Maybe we’ve had freedoms afforded to us that have made living the Christian life easy and we’ve become accustomed to that. But it wasn’t ever meant to be easy. Because we live in a country that is free, we fully well expect to be able to just waltz through the doors of a church anytime we desire and we’ve come to take that for granted. We don’t show up with our hearts prepared for worship. We don’t come bowed low, humbled before an Almighty God, but rather stubborn, arms crossed during worship, waiting for someone to give us something, waiting to be served.

Maybe we’ve forgotten what it looks like to really seek the heart of God. Maybe we’ve been doing things a certain way for so long that we haven’t thought to ask God if we’re even going in the right direction. Maybe God’s desire for us is so far removed from what church staffs spend hours planning and creating for the masses that we’re missing the mark completely.

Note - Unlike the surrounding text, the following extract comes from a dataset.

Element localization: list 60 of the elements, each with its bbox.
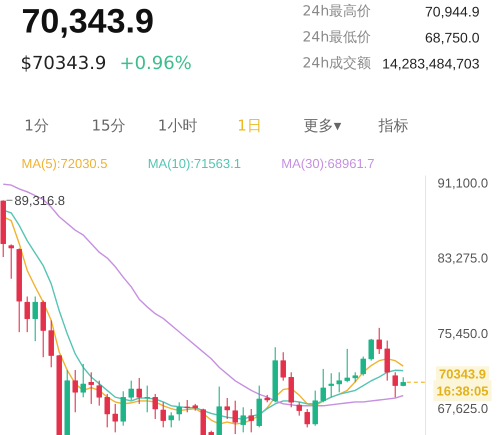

As my husband put it this morning, we have become receivers instead of givers. We’ve come to expect God to prosper us, to heal us, to speak to us…to fit into our parameters of who He is. We’ve become so familiar with God that we’ve lost our reverence of Him. We march willfully into His presence when we should on our faces.

Maybe God has been using this time to wake us up. To throw cold water into the face of all those familiarities and expectations.

Maybe God has been using this time as a mirror for us to see ourselves as we are. Have we been looking? And is the reflection we see looking back at us truly a picture of what God has called his Church to be or are we just dancing around a golden calf? Are we a church that is holding on with a death grip to the way things have always been, the way WE think they should be? Or are we a Church that is so fervently seeking God’s heart that we are desperate to humble ourselves and repent for all the ways we’ve chosen ourselves over God?

Are we willing to consider that maybe, just maybe, this isn’t an attack on our churches, but rather a shaking and a sifting meant to bring us to our knees in repentance? Maybe God is using this time to strip away the easy Christianity we’ve so enjoyed. To cut off the branches of “self”. To open our eyes wide to all the idols we have been serving.

Maybe God has been using this to ready us for what is ahead. Will we be ready?

One thought on “Where is the repentance?

  1. Nick says:

    This is so refreshing to read… thank you! Thank you for getting it and writing so well about it. Big respect to you and your husband. Come, Lord Jesus!